Now, the concept of combining a PDA and a cell phone makes sense to me. Blackberries and Treos have their place and I’m all for that. Hell, I’m still waiting for my Dick Tracy communication watch… but when I can drop my 5 megapixel Canon Power Shot SD400 in my pocket through an entire convetion, why would I possibly need a camera attached to my phone?

You want to impress me… put a GPS system with maps in it that can be voice controlled so when I’m trying to find a used bookstore in downtown all I have to do is say the name of the store and the city. Or put a camera in the phone so you can look at the person you are talking to… that would be nice.

Monday, April 03, 2006

Religion is always a funny topic to me. Now I think the first thing you have to understand is my belief in a higher being and my belief in religion are in no way connected. I believe that religion in its basest form is man coming up with stories to explain away the things they don’t understand. The Greek’s believed a grieving mother missing her daughter caused the seasons and the sun was Apollo in his chariot. As man has gained knowledge, the need for religion has diminished… or so you would believe.

Instead now most people seem to use religion as a crutch. Anything that goes wrong in their life is attributed to God’s will instead of their bad decision making skills. God should never be an excuse. Also, the belief that some one is wrong because they don’t follow a specific religion amazes me since all religions agree that God is benevolent. Yet if you live your life without committing crimes, without hurting anyone and being basically a good person you will still burn in hell if you don’t go to a specific church, eat the wrong thing on the wrong day or think the wrong thought.

Needless to say, I believe the use of the government to forward a religious/moral agenda is not only wrong but also unconstitutional and violates the separation of church and state. I believe that organized religion is the cause of many problems in society today and should hold no more a special status than any other organization.

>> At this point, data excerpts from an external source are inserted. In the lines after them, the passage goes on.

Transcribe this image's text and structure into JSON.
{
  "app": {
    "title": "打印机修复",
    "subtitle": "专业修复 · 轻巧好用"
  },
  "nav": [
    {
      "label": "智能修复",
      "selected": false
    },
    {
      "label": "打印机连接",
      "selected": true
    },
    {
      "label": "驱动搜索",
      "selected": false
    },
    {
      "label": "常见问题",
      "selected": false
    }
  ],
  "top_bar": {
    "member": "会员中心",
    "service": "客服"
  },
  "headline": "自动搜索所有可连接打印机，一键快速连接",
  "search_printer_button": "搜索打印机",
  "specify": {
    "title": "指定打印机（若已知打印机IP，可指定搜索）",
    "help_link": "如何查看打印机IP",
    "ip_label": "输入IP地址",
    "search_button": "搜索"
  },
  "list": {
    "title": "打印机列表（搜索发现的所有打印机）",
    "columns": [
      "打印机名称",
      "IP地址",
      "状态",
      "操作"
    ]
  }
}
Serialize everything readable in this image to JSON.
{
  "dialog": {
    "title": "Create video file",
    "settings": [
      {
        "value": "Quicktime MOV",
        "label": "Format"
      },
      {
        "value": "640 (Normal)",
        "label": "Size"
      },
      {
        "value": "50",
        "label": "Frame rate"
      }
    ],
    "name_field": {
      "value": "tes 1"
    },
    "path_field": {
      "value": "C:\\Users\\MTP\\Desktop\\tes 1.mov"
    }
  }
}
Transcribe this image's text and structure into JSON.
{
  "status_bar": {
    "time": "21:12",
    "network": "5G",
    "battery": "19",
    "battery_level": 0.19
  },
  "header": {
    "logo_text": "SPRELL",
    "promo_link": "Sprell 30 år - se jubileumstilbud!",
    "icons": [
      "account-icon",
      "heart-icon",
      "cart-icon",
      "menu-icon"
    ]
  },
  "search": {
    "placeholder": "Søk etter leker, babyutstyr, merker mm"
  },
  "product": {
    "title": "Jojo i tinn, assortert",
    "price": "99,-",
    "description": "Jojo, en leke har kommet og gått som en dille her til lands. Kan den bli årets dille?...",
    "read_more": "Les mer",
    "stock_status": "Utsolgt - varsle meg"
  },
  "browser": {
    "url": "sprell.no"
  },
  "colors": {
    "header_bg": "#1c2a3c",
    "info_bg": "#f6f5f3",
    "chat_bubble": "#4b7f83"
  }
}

Now my rant here is leading to something: The Boy Scouts of America. When I was younger I was part of the Boy Scouts like a lot of my friends. I did the camping and merit badges thing but quickly became disinterested and quit. What I didn’t know at the time… and maybe it wasn’t a prevalent then as it is now… but the Boy Scouts are mainly funded and supported by the Mormon Church. Part of its bi-laws is the discrimination against atheists and homosexuals. How did a youth organization meant to teach boys confidence and help prepare them for the world turn into a religious training camp for bigots? Did I miss something?

I’ve seen nothing in any of the Boy Scout literature that mentions the ties to the Mormon Church… but it’s there and I think that should be something told to all parents when their child signs up. I am also amazed that the Boy Scouts received government money… the use of military bases for the camping and jamborees and the use of public schools for meetings. Yet every public school has a rule against clubs and organizations on campus that discriminate. So why do the Boy Scouts get to slide?

If you are a religious person that goes to church every week reads your bible regularly and does your best to live your life to the teachings that you grew up with; I am sincerely happy for you. If you believe it’s your duty to spread the word of your church to anyone who is interested, go for it. But stop there please. Don’t force your believes onto someone who is either not interested or not capable of understanding what it is you are trying to teach. And any organization that is funded by a church and adopts the tenets of that church should be clearly labeled as associated with that church so parents can make an informed decision about whether or not they want their children to be in a group that teaches intolerance on any level.